On Syria, Jill Stein resorts to odd conspiracy theories
The brutal war in Syria is commonly thought to have started when mass protests calling for democracy against the dictatorship of Bashar al-Assad were crushed by his forces, thus sparking an armed uprising and mass defections from the army.
However, some, such as Stein, would appear to reject this explanation in favour of theories involving the region's natural resources.
"Please, for the love of God, someone tell this conspiracy theorist-appeasing moron to stop tweeting," wrote blogger and activist Joey Hussein Ayoub on Facebook.

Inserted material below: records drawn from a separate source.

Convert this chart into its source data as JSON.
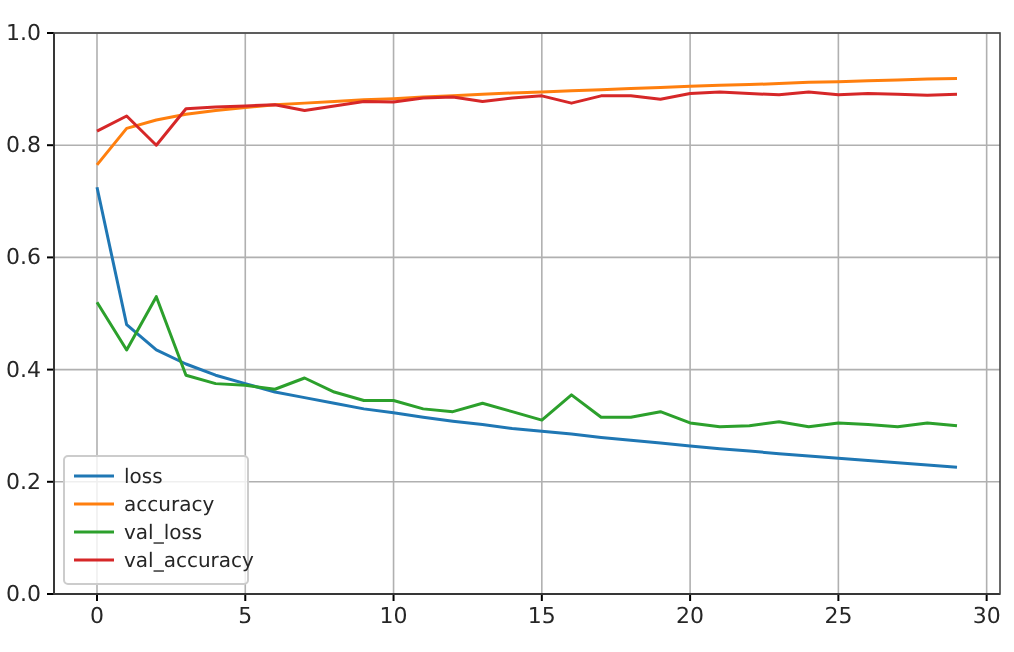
{
  "chart_data": {
    "type": "line",
    "x": [
      0,
      1,
      2,
      3,
      4,
      5,
      6,
      7,
      8,
      9,
      10,
      11,
      12,
      13,
      14,
      15,
      16,
      17,
      18,
      19,
      20,
      21,
      22,
      23,
      24,
      25,
      26,
      27,
      28,
      29
    ],
    "series": [
      {
        "name": "loss",
        "color": "#1f77b4",
        "values": [
          0.725,
          0.48,
          0.435,
          0.41,
          0.39,
          0.375,
          0.36,
          0.35,
          0.34,
          0.33,
          0.323,
          0.315,
          0.308,
          0.302,
          0.295,
          0.29,
          0.285,
          0.279,
          0.274,
          0.269,
          0.264,
          0.259,
          0.255,
          0.25,
          0.246,
          0.242,
          0.238,
          0.234,
          0.23,
          0.226
        ]
      },
      {
        "name": "accuracy",
        "color": "#ff7f0e",
        "values": [
          0.765,
          0.83,
          0.845,
          0.855,
          0.862,
          0.867,
          0.872,
          0.875,
          0.878,
          0.881,
          0.883,
          0.886,
          0.888,
          0.891,
          0.893,
          0.895,
          0.897,
          0.899,
          0.901,
          0.903,
          0.905,
          0.907,
          0.908,
          0.91,
          0.912,
          0.913,
          0.915,
          0.916,
          0.918,
          0.919
        ]
      },
      {
        "name": "val_loss",
        "color": "#2ca02c",
        "values": [
          0.52,
          0.435,
          0.53,
          0.39,
          0.375,
          0.372,
          0.365,
          0.385,
          0.36,
          0.345,
          0.345,
          0.33,
          0.325,
          0.34,
          0.325,
          0.31,
          0.355,
          0.315,
          0.315,
          0.325,
          0.305,
          0.298,
          0.3,
          0.307,
          0.298,
          0.305,
          0.302,
          0.298,
          0.305,
          0.3
        ]
      },
      {
        "name": "val_accuracy",
        "color": "#d62728",
        "values": [
          0.825,
          0.852,
          0.8,
          0.865,
          0.868,
          0.87,
          0.872,
          0.862,
          0.87,
          0.878,
          0.877,
          0.884,
          0.886,
          0.878,
          0.884,
          0.888,
          0.875,
          0.888,
          0.888,
          0.882,
          0.892,
          0.895,
          0.892,
          0.89,
          0.895,
          0.89,
          0.892,
          0.891,
          0.889,
          0.891
        ]
      }
    ],
    "xlim": [
      -1.45,
      30.45
    ],
    "xticks": [
      0,
      5,
      10,
      15,
      20,
      25,
      30
    ],
    "ylim": [
      0,
      1
    ],
    "yticks": [
      {
        "value": 0,
        "label": "0.0"
      },
      {
        "value": 0.2,
        "label": "0.2"
      },
      {
        "value": 0.4,
        "label": "0.4"
      },
      {
        "value": 0.6,
        "label": "0.6"
      },
      {
        "value": 0.8,
        "label": "0.8"
      },
      {
        "value": 1,
        "label": "1.0"
      }
    ],
    "grid": true,
    "legend": "bottom left",
    "marker": "none",
    "line_style": "solid"
  }
}
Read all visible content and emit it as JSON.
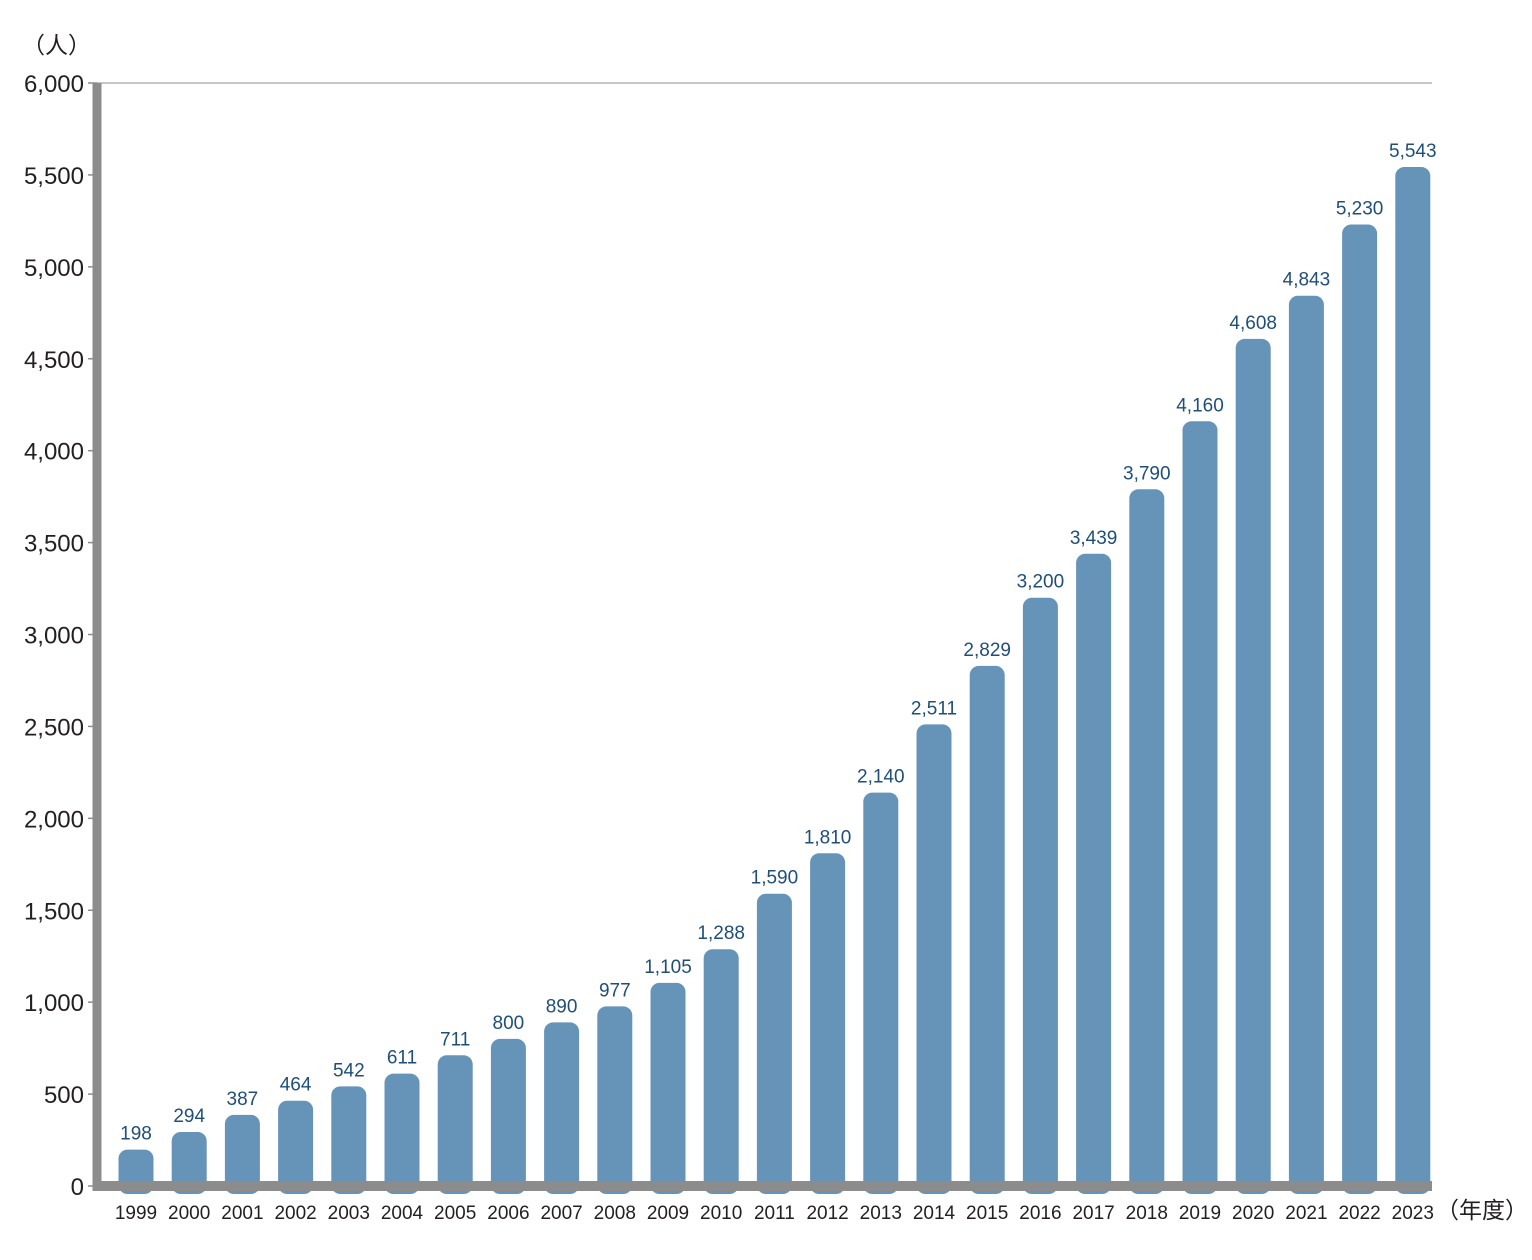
{
  "chart_data": {
    "type": "bar",
    "title": "",
    "xlabel": "",
    "ylabel": "",
    "y_unit": "（人）",
    "x_unit": "（年度）",
    "ylim": [
      0,
      6000
    ],
    "yticks": [
      "0",
      "500",
      "1,000",
      "1,500",
      "2,000",
      "2,500",
      "3,000",
      "3,500",
      "4,000",
      "4,500",
      "5,000",
      "5,500",
      "6,000"
    ],
    "categories": [
      "1999",
      "2000",
      "2001",
      "2002",
      "2003",
      "2004",
      "2005",
      "2006",
      "2007",
      "2008",
      "2009",
      "2010",
      "2011",
      "2012",
      "2013",
      "2014",
      "2015",
      "2016",
      "2017",
      "2018",
      "2019",
      "2020",
      "2021",
      "2022",
      "2023"
    ],
    "values": [
      198,
      294,
      387,
      464,
      542,
      611,
      711,
      800,
      890,
      977,
      1105,
      1288,
      1590,
      1810,
      2140,
      2511,
      2829,
      3200,
      3439,
      3790,
      4160,
      4608,
      4843,
      5230,
      5543
    ],
    "value_labels": [
      "198",
      "294",
      "387",
      "464",
      "542",
      "611",
      "711",
      "800",
      "890",
      "977",
      "1,105",
      "1,288",
      "1,590",
      "1,810",
      "2,140",
      "2,511",
      "2,829",
      "3,200",
      "3,439",
      "3,790",
      "4,160",
      "4,608",
      "4,843",
      "5,230",
      "5,543"
    ],
    "grid": false,
    "legend": "none",
    "colors": {
      "bar": "#6694b8",
      "data_label": "#1f4e79",
      "axis": "#8c8c8c",
      "top_line": "#b3b3b3",
      "text": "#231f20"
    }
  }
}
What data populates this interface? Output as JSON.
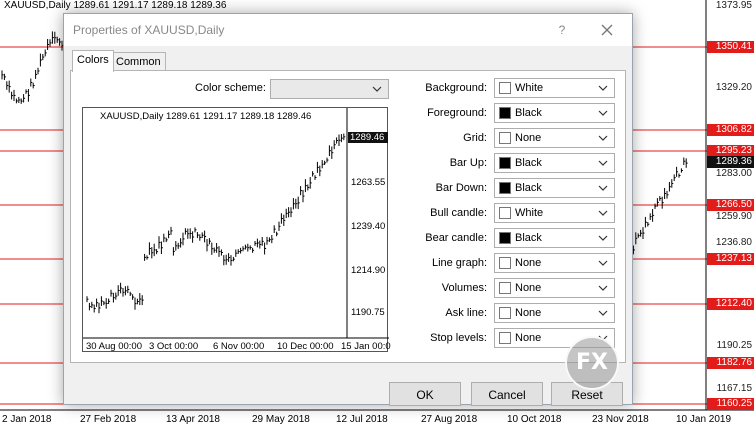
{
  "chart": {
    "title": "XAUUSD,Daily  1289.61 1291.17 1289.18 1289.36",
    "price_labels": [
      {
        "text": "1373.95",
        "style": "plain"
      },
      {
        "text": "1350.41",
        "style": "red"
      },
      {
        "text": "1329.20",
        "style": "plain"
      },
      {
        "text": "1306.82",
        "style": "red"
      },
      {
        "text": "1295.23",
        "style": "red"
      },
      {
        "text": "1289.36",
        "style": "dark"
      },
      {
        "text": "1283.00",
        "style": "plain"
      },
      {
        "text": "1266.50",
        "style": "red"
      },
      {
        "text": "1259.90",
        "style": "plain"
      },
      {
        "text": "1237.13",
        "style": "red"
      },
      {
        "text": "1236.80",
        "style": "plain"
      },
      {
        "text": "1212.40",
        "style": "red"
      },
      {
        "text": "1190.25",
        "style": "plain"
      },
      {
        "text": "1182.76",
        "style": "red"
      },
      {
        "text": "1167.15",
        "style": "plain"
      },
      {
        "text": "1160.25",
        "style": "red"
      }
    ],
    "dates": [
      "2 Jan 2018",
      "27 Feb 2018",
      "13 Apr 2018",
      "29 May 2018",
      "12 Jul 2018",
      "27 Aug 2018",
      "10 Oct 2018",
      "23 Nov 2018",
      "10 Jan 2019"
    ],
    "colors": {
      "level_line": "#e21b1b",
      "price_tag_bg": "#e21b1b",
      "bars": "#000000"
    }
  },
  "dialog": {
    "title": "Properties of XAUUSD,Daily",
    "help_label": "?",
    "close_icon": "close-icon",
    "tabs": [
      {
        "label": "Colors",
        "active": true
      },
      {
        "label": "Common",
        "active": false
      }
    ],
    "color_scheme": {
      "label": "Color scheme:",
      "value": ""
    },
    "preview": {
      "title": "XAUUSD,Daily  1289.61 1291.17 1289.18 1289.46",
      "last_price": "1289.46",
      "price_ticks": [
        "1263.55",
        "1239.40",
        "1214.90",
        "1190.75"
      ],
      "dates": [
        "30 Aug 00:00",
        "3 Oct 00:00",
        "6 Nov 00:00",
        "10 Dec 00:00",
        "15 Jan 00:0"
      ]
    },
    "settings": [
      {
        "label": "Background:",
        "value": "White",
        "color": "#ffffff"
      },
      {
        "label": "Foreground:",
        "value": "Black",
        "color": "#000000"
      },
      {
        "label": "Grid:",
        "value": "None",
        "color": "#ffffff"
      },
      {
        "label": "Bar Up:",
        "value": "Black",
        "color": "#000000"
      },
      {
        "label": "Bar Down:",
        "value": "Black",
        "color": "#000000"
      },
      {
        "label": "Bull candle:",
        "value": "White",
        "color": "#ffffff"
      },
      {
        "label": "Bear candle:",
        "value": "Black",
        "color": "#000000"
      },
      {
        "label": "Line graph:",
        "value": "None",
        "color": "#ffffff"
      },
      {
        "label": "Volumes:",
        "value": "None",
        "color": "#ffffff"
      },
      {
        "label": "Ask line:",
        "value": "None",
        "color": "#ffffff"
      },
      {
        "label": "Stop levels:",
        "value": "None",
        "color": "#ffffff"
      }
    ],
    "buttons": {
      "ok": "OK",
      "cancel": "Cancel",
      "reset": "Reset"
    }
  },
  "watermark": {
    "text": "FX"
  }
}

Others criticised Stein for marginalising the voices of Syrians.
"At this point, for a public figure claiming to be on the left to think that the conflict in Syria has anything to do with pipelines can only be explained by a deeply ingrained imperial racism that sees no need to listen to Syrians in struggle or pay any attention to them at all," wrote Jason Rising on Facebook
An energy analyst had earlier debunked the article's analysis in The National.
"Qatar has no problem exporting its gas, in liquefied form, to Europe and the Far East, to a diversity of customers, with no dependence on risky overland pipelines," wrote Robin Mills.
"But if Doha had wanted that much to build its Syrian pipeline, it would have been easier to make the Assads an offer they could not refuse, rather than sponsoring an uncertain and ruinous uprising."
Jill Stein has come under criticism for Putin apologia, warning that the election of Hilary Clinton could spark "World War III" with Russia.
Before it was picked up by a journalist, Sein had a statement on her website saying that the United States should end any military role in Syria, impose an arms embargo, and work "with Syria, Russia, and Iran to restore all of Syria to control by the government."
The "other third candidate" in the US election, Gary Johnson’s stance on Syria also came under scrutiny when he asked "what Aleppo" was last month.